During the first week of 1776, Lewis Nicola took to the pages of the Pennsylvania Evening Post “to inform his friends, and the public in general, that he has opened an AMERICAN PORTER HOUSE at his dwelling in Water-street” in Philadelphia. He promised that “those who favor him with their custom may depend upon his best endeavors to please.
Nicola assumed that readers knew who brewed the porter that he served at his establishment. After all, “Mr. HARE’s best AMERICAN DRAUGHT PORTER” had been the subject of several advertisements that recently ran in the Pennsylvania Evening Post. William Dibley served “this new and glorious manufacture” at the Fountain and White Horse Inn on Chestnut Street. Joseph Price encouraged “all the SONS of AMERICAN LIBERTY” to drink “Messrs. HARE’s and Co. best DRAUGHT and BOTTLED AMERICAN PORTER” at his tavern “at the sign of the Bull and Dog” on Market Street. Similarly, Patrick Meade offered “Messrs. HARE and Co. AMERICAN PORTER” to “the TRUE FRIENDS to LIBERTY” at the Harp and Crown in nearby Southwark.

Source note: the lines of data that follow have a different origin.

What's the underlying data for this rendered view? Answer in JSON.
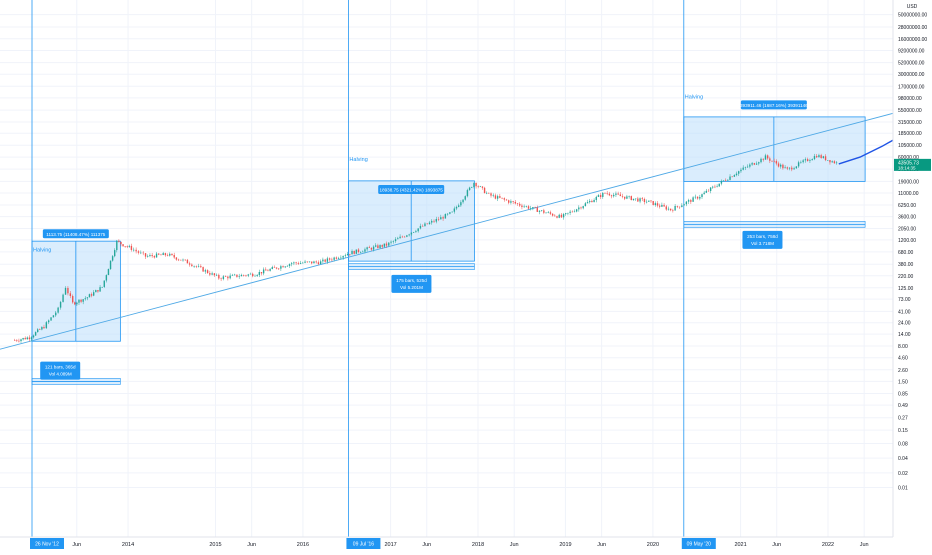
{
  "colors": {
    "background": "#ffffff",
    "grid": "#f0f3fa",
    "axis_text": "#131722",
    "halving_line": "#2196f3",
    "trendline": "#4fa9e6",
    "box_fill": "#bbdefb",
    "box_stroke": "#2196f3",
    "label_bg": "#2196f3",
    "label_text": "#ffffff",
    "candle_up": "#26a69a",
    "candle_down": "#ef5350",
    "projection": "#1e53e5",
    "current_price_bg": "#089981"
  },
  "axes": {
    "y_scale": "log",
    "y_ticks": [
      "50000000.00",
      "28000000.00",
      "16000000.00",
      "9200000.00",
      "5200000.00",
      "3000000.00",
      "1700000.00",
      "980000.00",
      "550000.00",
      "315000.00",
      "185000.00",
      "105000.00",
      "60000.00",
      "34000.00",
      "19000.00",
      "11000.00",
      "6250.00",
      "3600.00",
      "2050.00",
      "1200.00",
      "680.00",
      "380.00",
      "220.00",
      "125.00",
      "73.00",
      "41.00",
      "24.00",
      "14.00",
      "8.00",
      "4.60",
      "2.60",
      "1.50",
      "0.85",
      "0.49",
      "0.27",
      "0.15",
      "0.08",
      "0.04",
      "0.02",
      "0.01"
    ],
    "y_top_label": "USD",
    "x_ticks": [
      "Jun",
      "2014",
      "2015",
      "Jun",
      "2016",
      "2017",
      "Jun",
      "2018",
      "Jun",
      "2019",
      "Jun",
      "2020",
      "2021",
      "Jun",
      "2022",
      "Jun"
    ],
    "current_price": "43505.73",
    "current_price_sub": "18:14:35"
  },
  "chart_data": {
    "type": "line",
    "y_scale": "log",
    "x_range": [
      "2012-09",
      "2023-10"
    ],
    "y_range": [
      0.01,
      50000000
    ],
    "halvings": [
      {
        "date_label": "26 Nov '12",
        "label": "Halving"
      },
      {
        "date_label": "09 Jul '16",
        "label": "Halving"
      },
      {
        "date_label": "09 May '20",
        "label": "Halving"
      }
    ],
    "measure_boxes": [
      {
        "top_text": "1113.75 (11408.47%) 111375",
        "bottom_line1": "121 bars, 365d",
        "bottom_line2": "Vol 4.089M"
      },
      {
        "top_text": "18938.75 (4321.42%) 1893875",
        "bottom_line1": "175 bars, 525d",
        "bottom_line2": "Vol 5.201M"
      },
      {
        "top_text": "393911.46 (1687.16%) 39391146",
        "bottom_line1": "253 bars, 758d",
        "bottom_line2": "Vol 3.718M"
      }
    ],
    "price_series": [
      {
        "date": "2012-09",
        "close": 10.5
      },
      {
        "date": "2012-11",
        "close": 12
      },
      {
        "date": "2013-01",
        "close": 20
      },
      {
        "date": "2013-03",
        "close": 45
      },
      {
        "date": "2013-04",
        "close": 130
      },
      {
        "date": "2013-05",
        "close": 60
      },
      {
        "date": "2013-07",
        "close": 80
      },
      {
        "date": "2013-09",
        "close": 130
      },
      {
        "date": "2013-11",
        "close": 1100
      },
      {
        "date": "2014-01",
        "close": 800
      },
      {
        "date": "2014-03",
        "close": 550
      },
      {
        "date": "2014-06",
        "close": 600
      },
      {
        "date": "2014-09",
        "close": 400
      },
      {
        "date": "2015-01",
        "close": 200
      },
      {
        "date": "2015-06",
        "close": 240
      },
      {
        "date": "2015-11",
        "close": 400
      },
      {
        "date": "2016-03",
        "close": 420
      },
      {
        "date": "2016-07",
        "close": 650
      },
      {
        "date": "2016-12",
        "close": 950
      },
      {
        "date": "2017-05",
        "close": 2300
      },
      {
        "date": "2017-09",
        "close": 4300
      },
      {
        "date": "2017-12",
        "close": 18000
      },
      {
        "date": "2018-02",
        "close": 10000
      },
      {
        "date": "2018-06",
        "close": 6500
      },
      {
        "date": "2018-12",
        "close": 3500
      },
      {
        "date": "2019-06",
        "close": 11000
      },
      {
        "date": "2019-12",
        "close": 7200
      },
      {
        "date": "2020-03",
        "close": 5000
      },
      {
        "date": "2020-07",
        "close": 9500
      },
      {
        "date": "2020-12",
        "close": 29000
      },
      {
        "date": "2021-04",
        "close": 60000
      },
      {
        "date": "2021-07",
        "close": 33000
      },
      {
        "date": "2021-11",
        "close": 65000
      },
      {
        "date": "2022-02",
        "close": 43505.73
      }
    ],
    "projection_series": [
      {
        "date": "2022-02",
        "close": 43505.73
      },
      {
        "date": "2022-05",
        "close": 60000
      },
      {
        "date": "2022-08",
        "close": 100000
      },
      {
        "date": "2022-11",
        "close": 180000
      },
      {
        "date": "2023-02",
        "close": 260000
      },
      {
        "date": "2023-05",
        "close": 330000
      },
      {
        "date": "2023-07",
        "close": 400000
      }
    ],
    "trendline": [
      {
        "date": "2012-11",
        "close": 10
      },
      {
        "date": "2023-10",
        "close": 520000
      }
    ]
  }
}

Robert Hare, the son of an English brewer who specialized in porter, arrived in Philadelphia in 1773. He established his own brewery where he brewed porter, “the first person to brew the drink in America.” The timing worked well for Hare; he commenced brewing American porter as the imperial crisis intensified and the Revolutionary War began. Colonizers looked to support local enterprises by purchasing “domestic manufactures” while they boycotted goods imported from England. That positioned Hare’s brewery for success.

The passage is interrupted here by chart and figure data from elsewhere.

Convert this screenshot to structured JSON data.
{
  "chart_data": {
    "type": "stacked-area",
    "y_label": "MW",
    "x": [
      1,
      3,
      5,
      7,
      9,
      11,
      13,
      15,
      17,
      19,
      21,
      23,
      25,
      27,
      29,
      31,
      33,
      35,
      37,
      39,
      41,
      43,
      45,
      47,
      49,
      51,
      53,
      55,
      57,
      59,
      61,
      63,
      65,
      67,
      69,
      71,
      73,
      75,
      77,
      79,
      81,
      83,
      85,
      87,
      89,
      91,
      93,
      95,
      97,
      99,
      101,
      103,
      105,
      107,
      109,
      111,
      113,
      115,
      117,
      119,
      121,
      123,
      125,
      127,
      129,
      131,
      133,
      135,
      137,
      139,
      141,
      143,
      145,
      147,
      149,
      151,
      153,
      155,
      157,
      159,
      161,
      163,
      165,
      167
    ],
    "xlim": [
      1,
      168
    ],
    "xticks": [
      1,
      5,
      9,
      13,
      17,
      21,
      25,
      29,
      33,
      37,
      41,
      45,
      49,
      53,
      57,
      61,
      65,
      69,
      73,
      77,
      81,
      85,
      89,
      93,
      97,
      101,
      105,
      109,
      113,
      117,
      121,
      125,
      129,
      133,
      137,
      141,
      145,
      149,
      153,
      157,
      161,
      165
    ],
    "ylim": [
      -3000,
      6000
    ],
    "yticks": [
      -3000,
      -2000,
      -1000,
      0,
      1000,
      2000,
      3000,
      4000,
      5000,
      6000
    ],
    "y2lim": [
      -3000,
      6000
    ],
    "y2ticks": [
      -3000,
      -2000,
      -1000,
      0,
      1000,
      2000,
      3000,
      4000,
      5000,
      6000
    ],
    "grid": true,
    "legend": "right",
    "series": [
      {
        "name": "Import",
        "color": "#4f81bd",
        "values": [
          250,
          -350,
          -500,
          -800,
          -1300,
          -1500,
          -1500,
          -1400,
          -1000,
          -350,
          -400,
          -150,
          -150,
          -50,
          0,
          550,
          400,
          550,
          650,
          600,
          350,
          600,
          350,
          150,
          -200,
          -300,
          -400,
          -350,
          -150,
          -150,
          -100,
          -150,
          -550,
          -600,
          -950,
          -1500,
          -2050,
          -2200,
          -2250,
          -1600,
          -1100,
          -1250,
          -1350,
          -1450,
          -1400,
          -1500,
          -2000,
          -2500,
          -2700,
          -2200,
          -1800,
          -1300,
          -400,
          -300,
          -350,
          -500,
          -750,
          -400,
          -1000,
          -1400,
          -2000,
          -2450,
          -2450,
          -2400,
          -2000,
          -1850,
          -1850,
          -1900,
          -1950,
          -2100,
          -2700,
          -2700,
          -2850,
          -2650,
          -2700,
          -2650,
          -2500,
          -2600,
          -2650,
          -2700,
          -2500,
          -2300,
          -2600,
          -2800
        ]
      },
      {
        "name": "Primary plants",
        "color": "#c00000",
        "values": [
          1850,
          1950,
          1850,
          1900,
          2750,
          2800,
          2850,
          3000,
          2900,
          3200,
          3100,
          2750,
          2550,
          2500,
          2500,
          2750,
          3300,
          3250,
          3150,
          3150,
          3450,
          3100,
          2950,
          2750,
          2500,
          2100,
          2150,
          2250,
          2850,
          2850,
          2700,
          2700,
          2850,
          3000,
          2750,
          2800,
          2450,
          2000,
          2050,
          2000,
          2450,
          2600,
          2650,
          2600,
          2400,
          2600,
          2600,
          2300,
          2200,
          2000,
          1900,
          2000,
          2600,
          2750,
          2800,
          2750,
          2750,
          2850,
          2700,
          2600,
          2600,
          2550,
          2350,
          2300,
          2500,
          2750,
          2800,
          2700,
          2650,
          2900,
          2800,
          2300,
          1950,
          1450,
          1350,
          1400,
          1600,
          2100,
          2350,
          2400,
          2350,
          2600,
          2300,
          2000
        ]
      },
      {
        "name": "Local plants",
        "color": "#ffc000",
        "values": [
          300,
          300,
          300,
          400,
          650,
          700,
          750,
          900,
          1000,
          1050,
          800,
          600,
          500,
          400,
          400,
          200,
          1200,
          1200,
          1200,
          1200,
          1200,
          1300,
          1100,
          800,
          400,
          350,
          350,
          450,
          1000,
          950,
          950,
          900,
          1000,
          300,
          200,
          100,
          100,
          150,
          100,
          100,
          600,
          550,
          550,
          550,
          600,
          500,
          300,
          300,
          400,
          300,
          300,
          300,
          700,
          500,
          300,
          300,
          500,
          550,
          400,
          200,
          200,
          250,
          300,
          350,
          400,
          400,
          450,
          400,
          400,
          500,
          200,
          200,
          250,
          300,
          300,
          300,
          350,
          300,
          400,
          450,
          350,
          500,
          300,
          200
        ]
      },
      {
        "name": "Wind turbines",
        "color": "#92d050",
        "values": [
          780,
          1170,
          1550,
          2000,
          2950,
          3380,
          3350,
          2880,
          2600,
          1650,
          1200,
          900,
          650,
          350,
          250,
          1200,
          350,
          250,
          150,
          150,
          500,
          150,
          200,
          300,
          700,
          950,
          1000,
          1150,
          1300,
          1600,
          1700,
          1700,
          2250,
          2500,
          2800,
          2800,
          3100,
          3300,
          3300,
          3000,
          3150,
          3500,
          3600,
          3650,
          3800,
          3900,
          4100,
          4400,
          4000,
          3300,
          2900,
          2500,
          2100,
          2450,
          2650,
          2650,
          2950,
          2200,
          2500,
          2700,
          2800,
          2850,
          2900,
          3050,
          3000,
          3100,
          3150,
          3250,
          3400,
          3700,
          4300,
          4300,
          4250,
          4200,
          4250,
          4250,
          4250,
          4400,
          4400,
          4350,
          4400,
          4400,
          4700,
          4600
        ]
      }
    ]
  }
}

Just as significantly, consumers liked his porter (unlike some of the substitutes for imported tea that some colonizers concocted). When John Adams attended the First Continental Congress in the fall of 1774, he lauded Hare’s porter in a letter to Abigail: “I drink no Cyder, but feast upon Phyladelphia Beer, and Porter. A Gentleman, one Mr. Hare, has lately set up in this City a Manufactory of Porter, as good as any that comes from London. I pray We may introduce it into the Massachusetts. It agrees with me, infinitely better than Punch, Wine, or Cyder, or any other Spirituous Liquor.” With Hare’s porter having such a reputation, Nicola did not need to mention the brewer when he opened his “AMERICAN PORTER HOUSE.” The public knew the porter came from Hare’s brewery.